O Comitê de Política Monetária (Copom), do Banco Central, anunciou no início da noite desta quarta-feira (17) a manutenção da taxa básica de juros do Brasil (Selic) em 15% ao ano. A decisão, esperada pelos analistas e instituições financeiras, ignora as necessidades da população e do setor produtivo, mantendo os brasileiros entre os mais penalizados por juros elevados no mundo.
Formado pelo presidente do Banco Central e por seus diretores, o Copom se reúne a cada 45 dias por dois dias consecutivos, avaliando cenário econômico, inflação, contas públicas, liquidez e riscos externos. Na reunião anterior, em julho, o comitê já havia deixado de reduzir a Selic, sob justificativa de fatores externos, como políticas comerciais e fiscais dos Estados Unidos, e por a inflação permanecer acima da meta.

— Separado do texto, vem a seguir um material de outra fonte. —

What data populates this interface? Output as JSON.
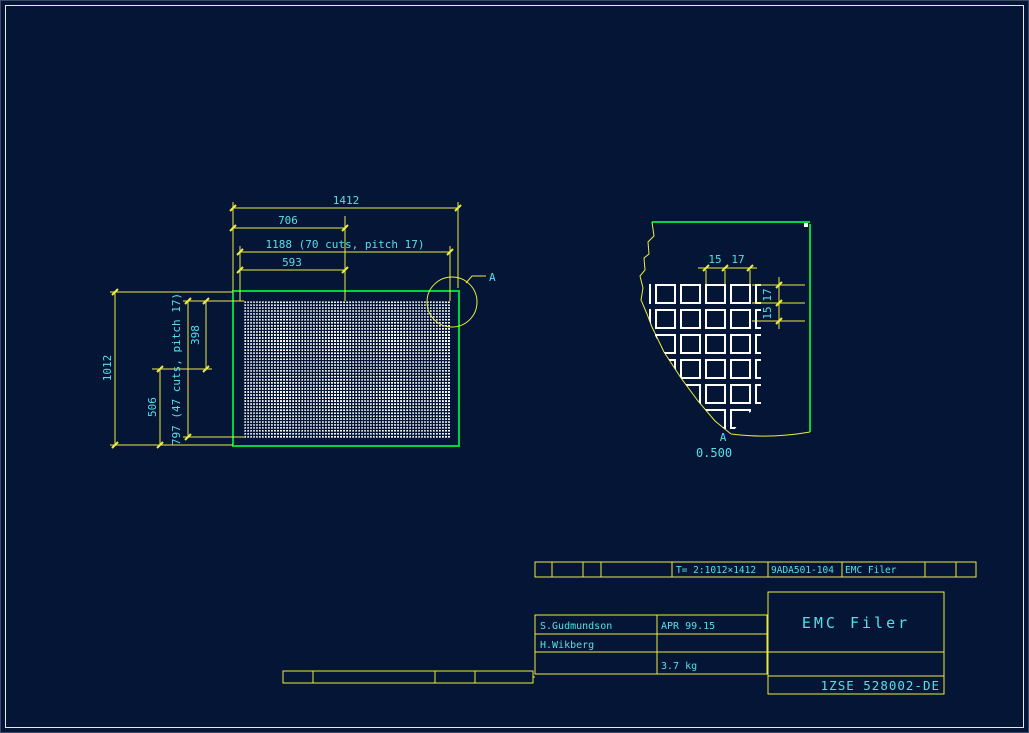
{
  "colors": {
    "background": "#041536",
    "frame": "#e8e8e8",
    "dimension_line": "#ecec3d",
    "dimension_text": "#55e0e8",
    "plate_edge_green": "#00d43c",
    "mesh_white": "#ffffff"
  },
  "main_view": {
    "dim_width_total": "1412",
    "dim_width_half": "706",
    "dim_width_cuts": "1188 (70 cuts, pitch 17)",
    "dim_width_inner": "593",
    "dim_height_total": "1012",
    "dim_height_half": "506",
    "dim_height_cuts": "797 (47 cuts, pitch 17)",
    "dim_height_inner": "398",
    "detail_marker": "A"
  },
  "detail_view": {
    "dim_cut_width": "15",
    "dim_pitch_width": "17",
    "dim_pitch_height": "17",
    "dim_cut_height": "15",
    "marker": "A",
    "scale": "0.500"
  },
  "info_strip": {
    "size_note": "T= 2:1012×1412",
    "item_ref": "9ADA501-104",
    "title": "EMC Filer"
  },
  "title_block": {
    "designed_by": "S.Gudmundson",
    "approved_date": "APR 99.15",
    "checked_by": "H.Wikberg",
    "weight": "3.7 kg",
    "title": "EMC Filer",
    "drawing_number": "1ZSE 528002-DE"
  }
}
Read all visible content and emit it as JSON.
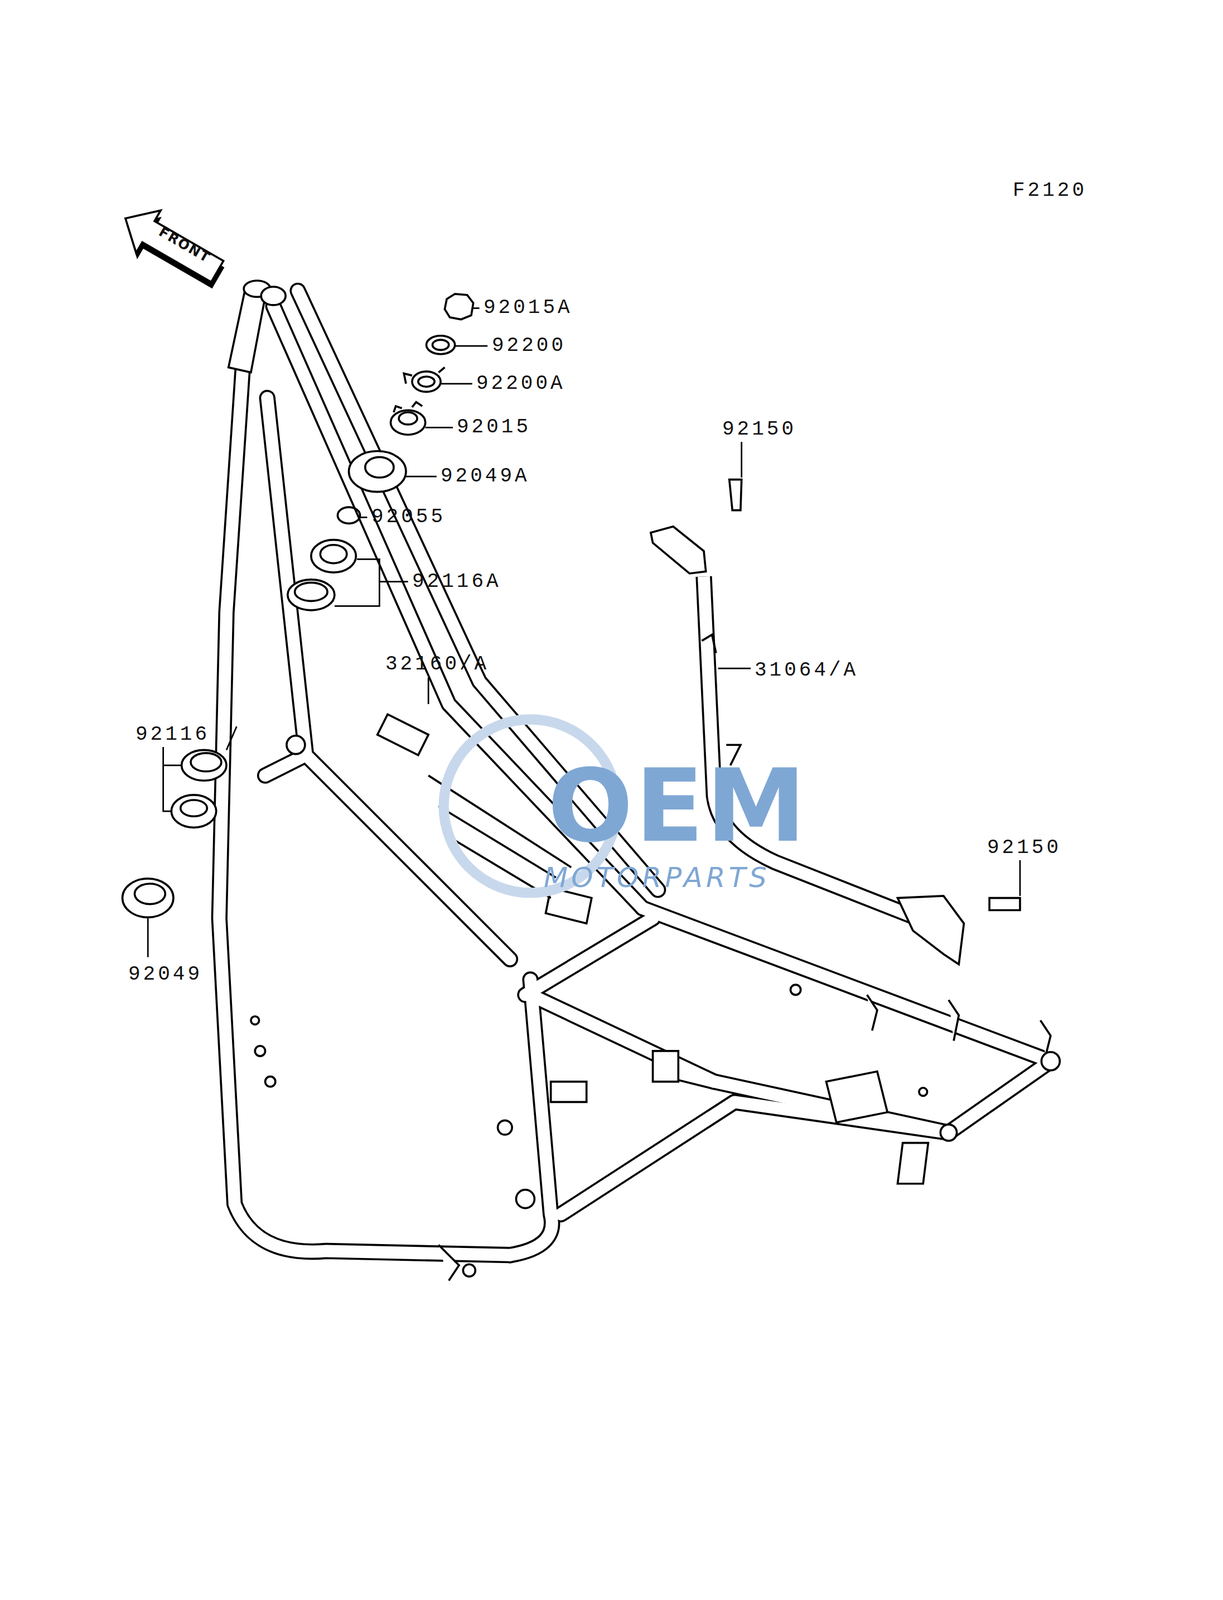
{
  "diagram": {
    "labels": [
      "F2120",
      "FRONT",
      "92015A",
      "92200",
      "92200A",
      "92015",
      "92049A",
      "92055",
      "92116A",
      "92150",
      "32160/A",
      "31064/A",
      "92116",
      "92150",
      "92049",
      "OEM",
      "MOTORPARTS"
    ]
  }
}
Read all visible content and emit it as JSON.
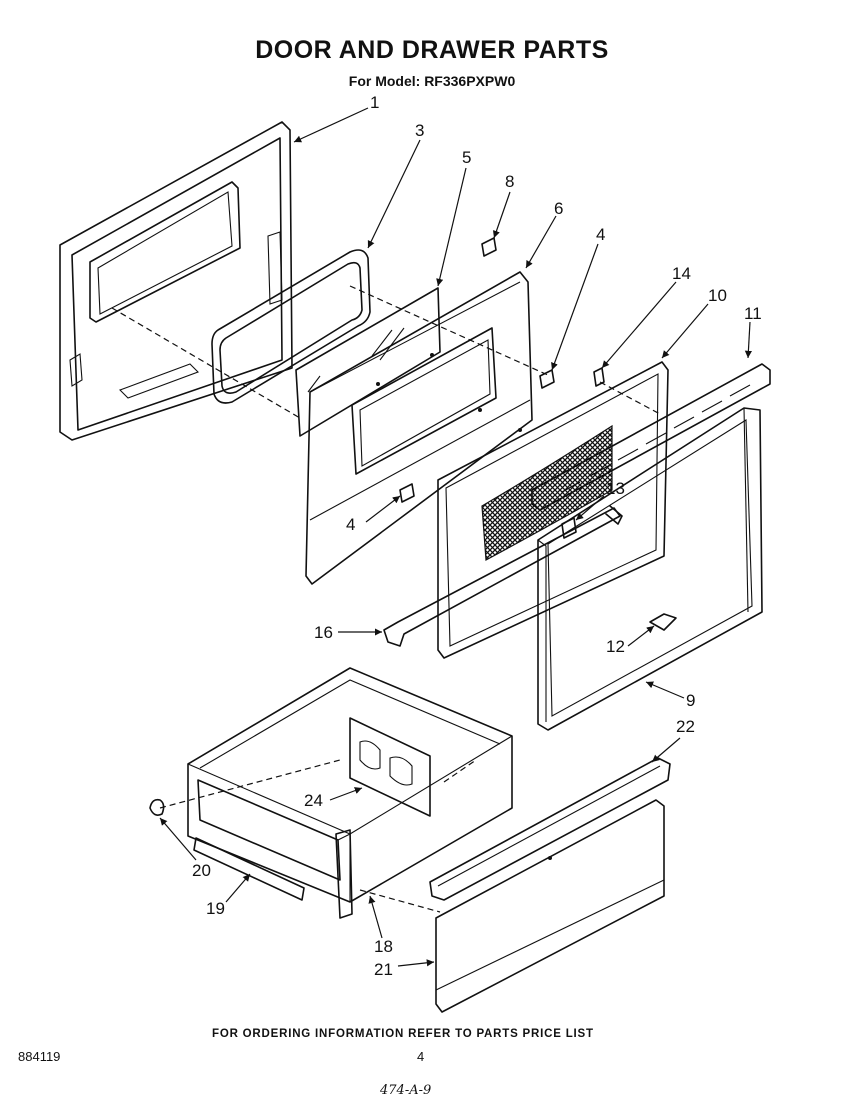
{
  "header": {
    "title": "DOOR AND DRAWER PARTS",
    "subtitle": "For Model: RF336PXPW0"
  },
  "callouts": [
    "1",
    "3",
    "5",
    "8",
    "6",
    "4",
    "14",
    "10",
    "11",
    "13",
    "4",
    "16",
    "12",
    "9",
    "22",
    "24",
    "20",
    "19",
    "18",
    "21"
  ],
  "footer": {
    "ordering_note": "FOR ORDERING INFORMATION REFER TO PARTS PRICE LIST",
    "doc_number": "884119",
    "page_number": "4",
    "handwritten": "474-A-9"
  }
}
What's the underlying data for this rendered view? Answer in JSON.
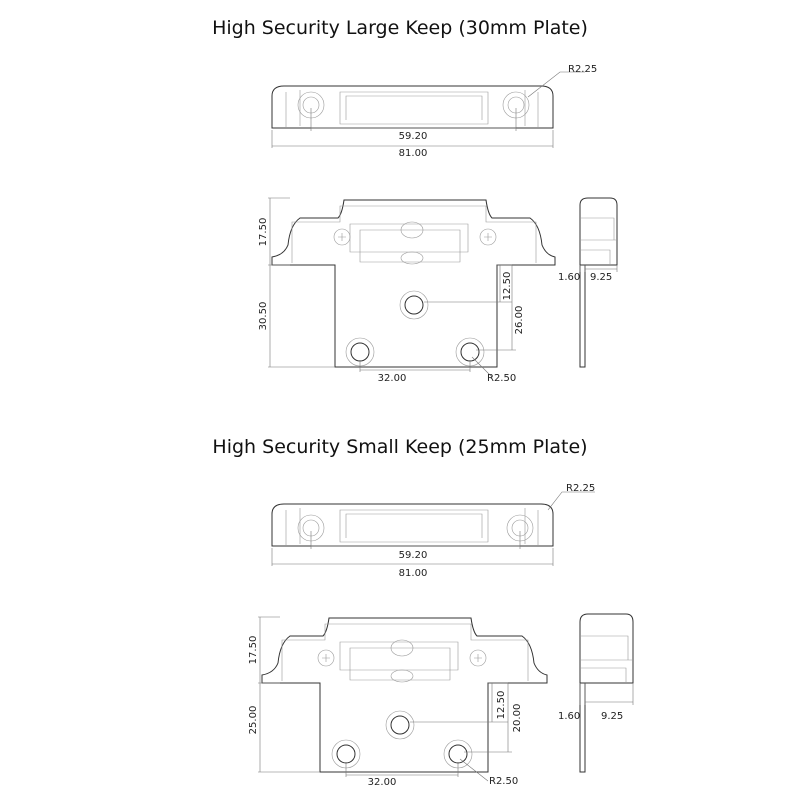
{
  "large": {
    "title": "High Security Large Keep (30mm Plate)",
    "top": {
      "radius": "R2.25",
      "hole_spacing": "59.20",
      "width": "81.00"
    },
    "front": {
      "flange_height": "17.50",
      "plate_height": "30.50",
      "hole1_offset": "12.50",
      "hole2_offset": "26.00",
      "hole_spacing": "32.00",
      "hole_radius": "R2.50"
    },
    "side": {
      "thickness": "1.60",
      "depth": "9.25"
    }
  },
  "small": {
    "title": "High Security Small Keep (25mm Plate)",
    "top": {
      "radius": "R2.25",
      "hole_spacing": "59.20",
      "width": "81.00"
    },
    "front": {
      "flange_height": "17.50",
      "plate_height": "25.00",
      "hole1_offset": "12.50",
      "hole2_offset": "20.00",
      "hole_spacing": "32.00",
      "hole_radius": "R2.50"
    },
    "side": {
      "thickness": "1.60",
      "depth": "9.25"
    }
  }
}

Para a presidenta da Contraf-CUT e vice-presidenta da CUT, Juvandia Moreira, a manutenção da Selic em patamar tão elevado só prejudica a população e não combate efetivamente a inflação. "O Banco Central diz que precisa manter a taxa de juros alta para controlar a inflação, mas isso não é verdade para os tipos de inflação que enfrentamos no Brasil. Juros altos mantêm o país no topo do ranking mundial de juros reais e penalizam a população, que paga mais caro pelo crédito, consome menos e vê as empresas reduzirem investimentos e empregos," explica Juvandia.
O secretário de Assuntos Socioeconômicos da Contraf-CUT, Walcir Previtale, reforça que a política de juros altos aumenta o endividamento da população e compromete a renda do trabalhador. "Um financiamento de casa ou carro se torna quase proibitivo, enquanto estimular o consumo das famílias e do setor produtivo com crédito a juros justos é o caminho para controlar a inflação sem penalizar o povo," disse.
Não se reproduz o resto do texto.